Damian let out an incredulous laugh. “Me?” He looked around. “There’s the business part of me. I could see housing, an educational center, a clinic. All the things you’re supposed to put into a community to make it better.”

Jun shrugged. He knew nothing about that kind of stuff. What he knew was art, what made people stand up and chant or close their eyes and sway, maybe laugh or cry. “This place was built for sound. There should be sound in it. Maybe you could put classrooms or a clinic in one of the other buildings.”

“I should.”

“But you don’t want to.”

“No.” Damian hunched his shoulders. “This place turned its back on me. I don’t want to keep giving. Without Richard pulling me out, I’d be dead. They told the authorities to throw the book at me and throw away the key.”

“What does that mean?”

“Prosecute to the full extent of the law, as in as many charges as possible with the highest possible punishment, and then leave me there for life. Throw away the key is what they would do in ancient times, lock someone up and throw away the key, meaning the door to let the prisoner out could never be opened.”

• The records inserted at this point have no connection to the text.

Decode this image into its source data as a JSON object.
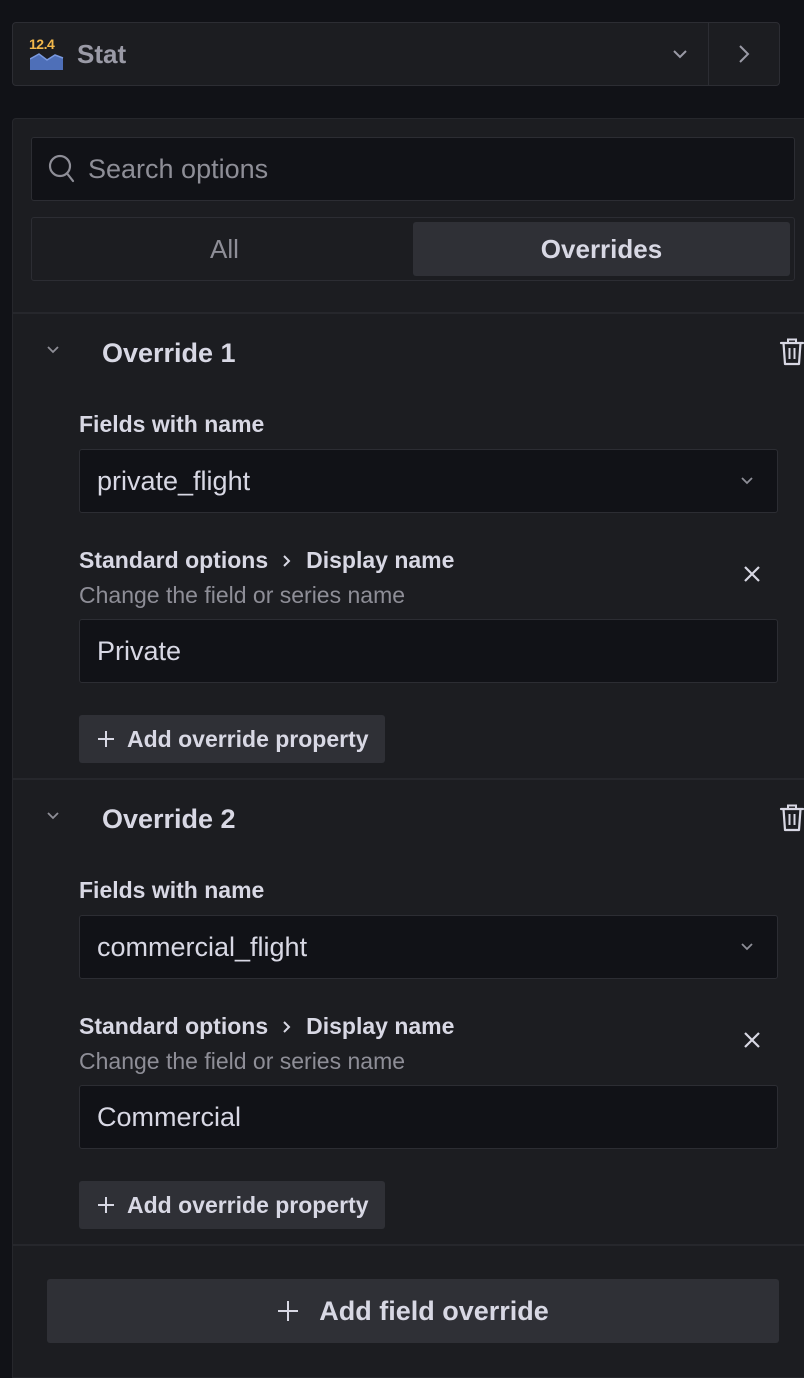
{
  "viz_picker": {
    "icon_number": "12.4",
    "name": "Stat"
  },
  "search": {
    "placeholder": "Search options",
    "value": ""
  },
  "tabs": [
    {
      "label": "All",
      "active": false
    },
    {
      "label": "Overrides",
      "active": true
    }
  ],
  "overrides": [
    {
      "title": "Override 1",
      "matcher_label": "Fields with name",
      "matcher_value": "private_flight",
      "property": {
        "category": "Standard options",
        "name": "Display name",
        "description": "Change the field or series name",
        "value": "Private"
      },
      "add_property_label": "Add override property"
    },
    {
      "title": "Override 2",
      "matcher_label": "Fields with name",
      "matcher_value": "commercial_flight",
      "property": {
        "category": "Standard options",
        "name": "Display name",
        "description": "Change the field or series name",
        "value": "Commercial"
      },
      "add_property_label": "Add override property"
    }
  ],
  "add_field_override_label": "Add field override",
  "colors": {
    "background": "#111217",
    "panel": "#1c1d21",
    "button": "#2f3036",
    "text_primary": "#d8d8e4",
    "text_secondary": "#8e8e97",
    "icon_number": "#f2b84b",
    "icon_chart": "#5b7fd0"
  }
}
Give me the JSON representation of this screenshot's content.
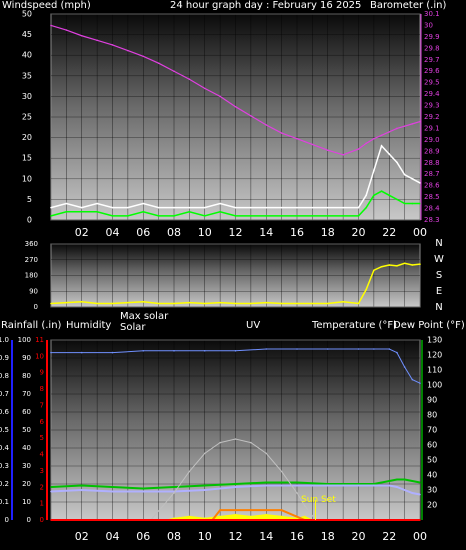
{
  "header": {
    "left_label": "Windspeed (mph)",
    "title": "24 hour graph day : February 16 2025",
    "right_label": "Barometer (.in)"
  },
  "colors": {
    "wind_avg": "#00ff00",
    "wind_gust": "#ffffff",
    "barometer": "#e040e0",
    "wind_dir": "#ffff00",
    "uv": "#ff8000",
    "temperature": "#7090ff",
    "dew_point": "#00c000",
    "humidity": "#b0b0ff",
    "solar": "#ffff00",
    "max_solar": "#c0c0c0",
    "rain": "#ff0000",
    "axis_rain": "#2020ff",
    "axis_uv": "#ff0000",
    "axis_temp": "#00ff00"
  },
  "x_ticks": [
    "02",
    "04",
    "06",
    "08",
    "10",
    "12",
    "14",
    "16",
    "18",
    "20",
    "22",
    "00"
  ],
  "chart_data": [
    {
      "type": "line",
      "x_hours": [
        0,
        1,
        2,
        3,
        4,
        5,
        6,
        7,
        8,
        9,
        10,
        11,
        12,
        13,
        14,
        15,
        16,
        17,
        18,
        19,
        20,
        20.5,
        21,
        21.5,
        22,
        22.5,
        23,
        23.5,
        24
      ],
      "ylim": [
        0,
        50
      ],
      "y_ticks": [
        "0",
        "5",
        "10",
        "15",
        "20",
        "25",
        "30",
        "35",
        "40",
        "45",
        "50"
      ],
      "y2lim": [
        28.3,
        30.1
      ],
      "y2_ticks": [
        "28.3",
        "28.4",
        "28.5",
        "28.6",
        "28.7",
        "28.8",
        "28.9",
        "29.0",
        "29.1",
        "29.2",
        "29.3",
        "29.4",
        "29.5",
        "29.6",
        "29.7",
        "29.8",
        "29.9",
        "30",
        "30.1"
      ],
      "xlabel": "",
      "series": [
        {
          "color_key": "wind_gust",
          "values": [
            3,
            4,
            3,
            4,
            3,
            3,
            4,
            3,
            3,
            3,
            3,
            4,
            3,
            3,
            3,
            3,
            3,
            3,
            3,
            3,
            3,
            6,
            12,
            18,
            16,
            14,
            11,
            10,
            9
          ]
        },
        {
          "color_key": "wind_avg",
          "values": [
            1,
            2,
            2,
            2,
            1,
            1,
            2,
            1,
            1,
            2,
            1,
            2,
            1,
            1,
            1,
            1,
            1,
            1,
            1,
            1,
            1,
            3,
            6,
            7,
            6,
            5,
            4,
            4,
            4
          ]
        },
        {
          "color_key": "barometer",
          "axis": "right",
          "values": [
            30.0,
            29.96,
            29.91,
            29.87,
            29.83,
            29.78,
            29.73,
            29.67,
            29.6,
            29.53,
            29.45,
            29.38,
            29.29,
            29.21,
            29.13,
            29.06,
            29.01,
            28.96,
            28.91,
            28.87,
            28.92,
            28.97,
            29.01,
            29.04,
            29.07,
            29.1,
            29.12,
            29.14,
            29.16
          ]
        }
      ]
    },
    {
      "type": "line",
      "ylim": [
        0,
        360
      ],
      "y_ticks": [
        "0",
        "90",
        "180",
        "270",
        "360"
      ],
      "compass": [
        "N",
        "W",
        "S",
        "E",
        "N"
      ],
      "series": [
        {
          "color_key": "wind_dir",
          "x_hours": [
            0,
            1,
            2,
            3,
            4,
            5,
            6,
            7,
            8,
            9,
            10,
            11,
            12,
            13,
            14,
            15,
            16,
            17,
            18,
            19,
            20,
            20.5,
            21,
            21.5,
            22,
            22.5,
            23,
            23.5,
            24
          ],
          "values": [
            20,
            25,
            30,
            20,
            20,
            25,
            30,
            20,
            20,
            25,
            20,
            25,
            20,
            20,
            25,
            20,
            20,
            20,
            20,
            30,
            20,
            100,
            210,
            230,
            240,
            235,
            250,
            240,
            245
          ]
        }
      ]
    },
    {
      "type": "line",
      "legend": [
        "Rainfall (.in)",
        "Humidity",
        "Max solar",
        "Solar",
        "UV",
        "Temperature (°F)",
        "Dew Point (°F)"
      ],
      "annotation": "Sun Set",
      "rain_ylim": [
        0,
        1.0
      ],
      "rain_ticks": [
        "0",
        "0.1",
        "0.2",
        "0.3",
        "0.4",
        "0.5",
        "0.6",
        "0.7",
        "0.8",
        "0.9",
        "1.0"
      ],
      "hum_ylim": [
        0,
        100
      ],
      "hum_ticks": [
        "0",
        "10",
        "20",
        "30",
        "40",
        "50",
        "60",
        "70",
        "80",
        "90",
        "100"
      ],
      "uv_ylim": [
        0,
        11
      ],
      "uv_ticks": [
        "0",
        "1",
        "2",
        "3",
        "4",
        "5",
        "6",
        "7",
        "8",
        "9",
        "10",
        "11"
      ],
      "temp_ylim": [
        10,
        130
      ],
      "temp_ticks": [
        "20",
        "30",
        "40",
        "50",
        "60",
        "70",
        "80",
        "90",
        "100",
        "110",
        "120",
        "130"
      ],
      "series": [
        {
          "name": "Humidity",
          "color_key": "temperature",
          "x_hours": [
            0,
            2,
            4,
            6,
            8,
            10,
            12,
            14,
            16,
            18,
            20,
            21,
            22,
            22.5,
            23,
            23.5,
            24
          ],
          "values": [
            93,
            93,
            93,
            94,
            94,
            94,
            94,
            95,
            95,
            95,
            95,
            95,
            95,
            93,
            85,
            78,
            76
          ]
        },
        {
          "name": "Temperature (°F)",
          "color_key": "dew_point",
          "x_hours": [
            0,
            2,
            4,
            6,
            8,
            10,
            12,
            14,
            16,
            18,
            20,
            21,
            22,
            22.5,
            23,
            23.5,
            24
          ],
          "values": [
            32,
            33,
            32,
            31,
            32,
            33,
            34,
            35,
            35,
            34,
            34,
            34,
            36,
            37,
            37,
            36,
            35
          ]
        },
        {
          "name": "Dew Point (°F)",
          "color_key": "humidity",
          "x_hours": [
            0,
            2,
            4,
            6,
            8,
            10,
            12,
            14,
            16,
            18,
            20,
            21,
            22,
            22.5,
            23,
            23.5,
            24
          ],
          "values": [
            29,
            30,
            29,
            29,
            29,
            30,
            32,
            33,
            33,
            33,
            33,
            33,
            33,
            32,
            30,
            28,
            27
          ]
        },
        {
          "name": "Max solar",
          "color_key": "max_solar",
          "x_hours": [
            6.5,
            7,
            8,
            9,
            10,
            11,
            12,
            13,
            14,
            15,
            16,
            16.5,
            17.2
          ],
          "values": [
            0,
            5,
            15,
            27,
            37,
            43,
            45,
            43,
            37,
            27,
            15,
            8,
            0
          ]
        },
        {
          "name": "Solar",
          "color_key": "solar",
          "x_hours": [
            7.5,
            8,
            9,
            10,
            11,
            12,
            13,
            14,
            15,
            16,
            16.5,
            17
          ],
          "values": [
            0,
            1,
            2,
            1,
            2,
            3,
            2,
            3,
            2,
            1,
            2,
            0
          ]
        },
        {
          "name": "UV",
          "color_key": "uv",
          "x_hours": [
            10.5,
            11,
            15,
            16.5
          ],
          "values": [
            0,
            0.6,
            0.6,
            0
          ]
        },
        {
          "name": "Rainfall (.in)",
          "color_key": "rain",
          "x_hours": [
            0,
            24
          ],
          "values": [
            0.0,
            0.0
          ]
        }
      ]
    }
  ]
}
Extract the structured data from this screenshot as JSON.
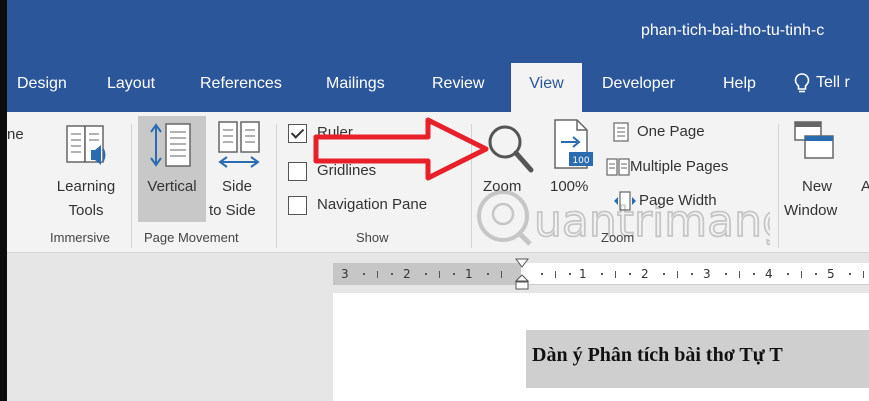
{
  "window": {
    "title": "phan-tich-bai-tho-tu-tinh-c"
  },
  "tabs": [
    {
      "label": "Design"
    },
    {
      "label": "Layout"
    },
    {
      "label": "References"
    },
    {
      "label": "Mailings"
    },
    {
      "label": "Review"
    },
    {
      "label": "View",
      "active": true
    },
    {
      "label": "Developer"
    },
    {
      "label": "Help"
    }
  ],
  "tell_me": {
    "label": "Tell r",
    "icon": "lightbulb-icon"
  },
  "ribbon": {
    "groups": {
      "immersive": {
        "partial_label": "ne",
        "learning_tools": {
          "line1": "Learning",
          "line2": "Tools",
          "icon": "learning-tools-icon"
        },
        "label": "Immersive"
      },
      "page_movement": {
        "vertical": {
          "label": "Vertical",
          "icon": "vertical-scroll-icon",
          "selected": true
        },
        "side": {
          "line1": "Side",
          "line2": "to Side",
          "icon": "side-to-side-icon"
        },
        "label": "Page Movement"
      },
      "show": {
        "ruler": {
          "label": "Ruler",
          "checked": true
        },
        "gridlines": {
          "label": "Gridlines",
          "checked": false
        },
        "navigation_pane": {
          "label": "Navigation Pane",
          "checked": false
        },
        "label": "Show"
      },
      "zoom": {
        "zoom": {
          "label": "Zoom",
          "icon": "magnifier-icon"
        },
        "hundred": {
          "label": "100%",
          "badge": "100",
          "icon": "zoom-100-icon"
        },
        "one_page": {
          "label": "One Page",
          "icon": "one-page-icon"
        },
        "multiple_pages": {
          "label": "Multiple Pages",
          "icon": "multiple-pages-icon"
        },
        "page_width": {
          "label": "Page Width",
          "icon": "page-width-icon"
        },
        "label": "Zoom"
      },
      "window": {
        "new_window": {
          "line1": "New",
          "line2": "Window",
          "icon": "new-window-icon"
        },
        "partial": "A"
      }
    }
  },
  "ruler": {
    "numbers": [
      "3",
      "2",
      "1",
      "1",
      "2",
      "3",
      "4",
      "5"
    ]
  },
  "document": {
    "heading": "Dàn ý Phân tích bài thơ Tự T"
  },
  "watermark": {
    "text": "uantrimang"
  },
  "colors": {
    "accent": "#2b579a",
    "ribbon": "#f3f3f3",
    "annotation": "#e8202a"
  }
}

Jun shivered. It wasn’t like Korea didn’t have its own stories, and his mother had told him enough of ancient Han dynasties that he knew there had been terrible punishments meted out then, too. But ancient history got talked about as faraway for a reason.

“All because you stood up to your dad?”

“Mostly.” Damian’s accent shifted. “I couldn't keep my face right. I didn’t give respect. Couldn’t see the point. Didn’t take their advice.”

Jun reached out across the debris of the floor between them and took Damian’s hand.

Damian studied their tangled fingers. “I meant it when I said I wanted your mess. I know mess.”